46 Gordon (2025)
A collaboration with artist Nicole Cherubini
46 Gordon, Cherubini/Gleich. Dancer Amber Neff. Photo by Julie Lemberger
Danced by: Michelle Buckley, Kara Chan, Annie Freeman, Amber Neff, Ethan Schweitzer-Gaslin
Music by: Morton Feldman, Julia Wolfe, Cristobal Tapie De Veer, Johnny Harris, Alice Coltrane
Thank you to Michelle Buckley for creative research and costume assistance.
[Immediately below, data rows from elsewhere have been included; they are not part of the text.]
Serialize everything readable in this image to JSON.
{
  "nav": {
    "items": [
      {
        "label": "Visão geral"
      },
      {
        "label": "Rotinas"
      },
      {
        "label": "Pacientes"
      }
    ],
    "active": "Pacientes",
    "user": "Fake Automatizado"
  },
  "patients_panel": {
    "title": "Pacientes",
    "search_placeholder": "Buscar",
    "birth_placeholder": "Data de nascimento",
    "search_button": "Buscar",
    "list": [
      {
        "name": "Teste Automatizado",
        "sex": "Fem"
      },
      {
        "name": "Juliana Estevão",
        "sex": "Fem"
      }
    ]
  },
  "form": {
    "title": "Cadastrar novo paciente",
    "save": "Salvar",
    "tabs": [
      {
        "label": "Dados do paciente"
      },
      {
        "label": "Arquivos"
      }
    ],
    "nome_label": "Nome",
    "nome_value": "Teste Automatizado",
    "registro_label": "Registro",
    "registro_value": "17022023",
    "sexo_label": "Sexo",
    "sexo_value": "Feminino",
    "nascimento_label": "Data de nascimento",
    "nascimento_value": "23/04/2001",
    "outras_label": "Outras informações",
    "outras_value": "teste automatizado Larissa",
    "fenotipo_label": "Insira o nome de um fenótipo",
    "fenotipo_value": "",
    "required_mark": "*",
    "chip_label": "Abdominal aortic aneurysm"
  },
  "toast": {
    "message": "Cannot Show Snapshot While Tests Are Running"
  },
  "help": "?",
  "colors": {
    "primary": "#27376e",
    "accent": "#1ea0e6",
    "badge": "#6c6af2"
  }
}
Il Napolitana in Paris in 1922 (a fictional woman of fiction). She was rumored to be Andre Breton’s lover and muse, but really was his editor, and most probably ghost writer for the Surrealist Manifesto. Her original text was without gender and from the position of “WE”, but it was swiftly changed by Breton to be published (and to, of course, serve his own good). She was friends with Virginia Woolf. Together, in the sitting room at No. 46, they collaborated on the structure and format of A Room of One’s Own, using the concept of lecture as performance and tapping into an academic use of oral history. She always wore a fabulous hat.
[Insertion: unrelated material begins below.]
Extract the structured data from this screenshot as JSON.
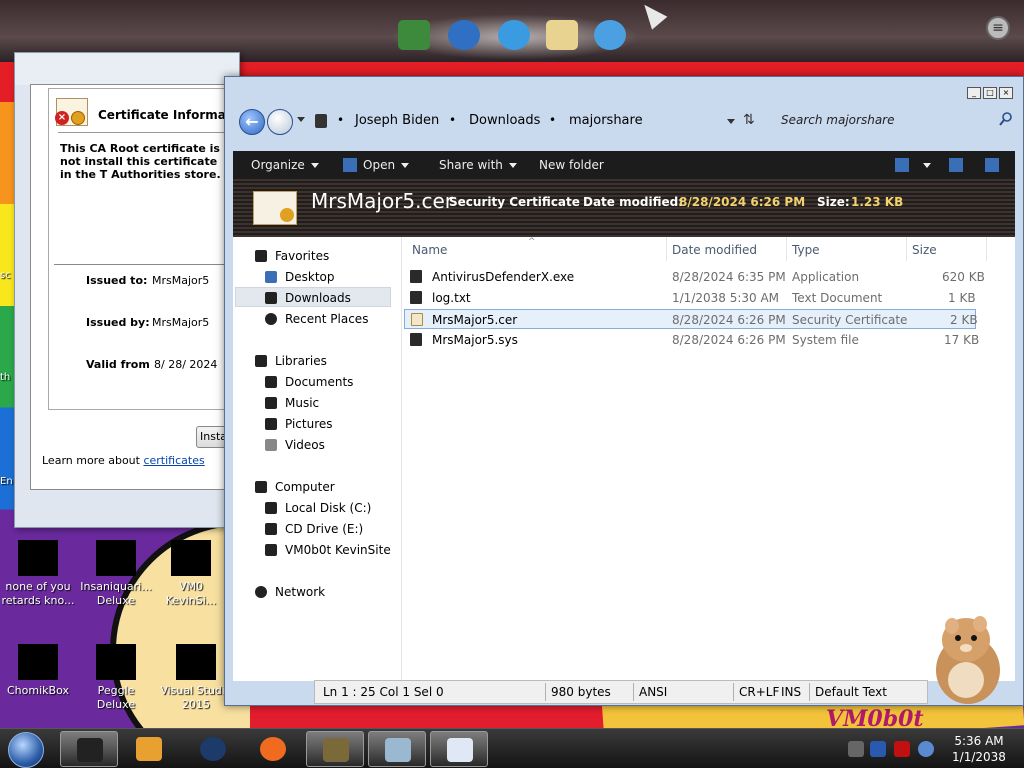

Woolf recalled in her 1922 essay, there was no escaping the fact that everything had started at No. 46. ‘These Thursday evenings’, she wrote, ‘were as far as I am concerned the germ from which sprang all that has since come to be called by the name of Bloomsbury. And the headquarters of Bloomsbury have always been in Gordon Square.’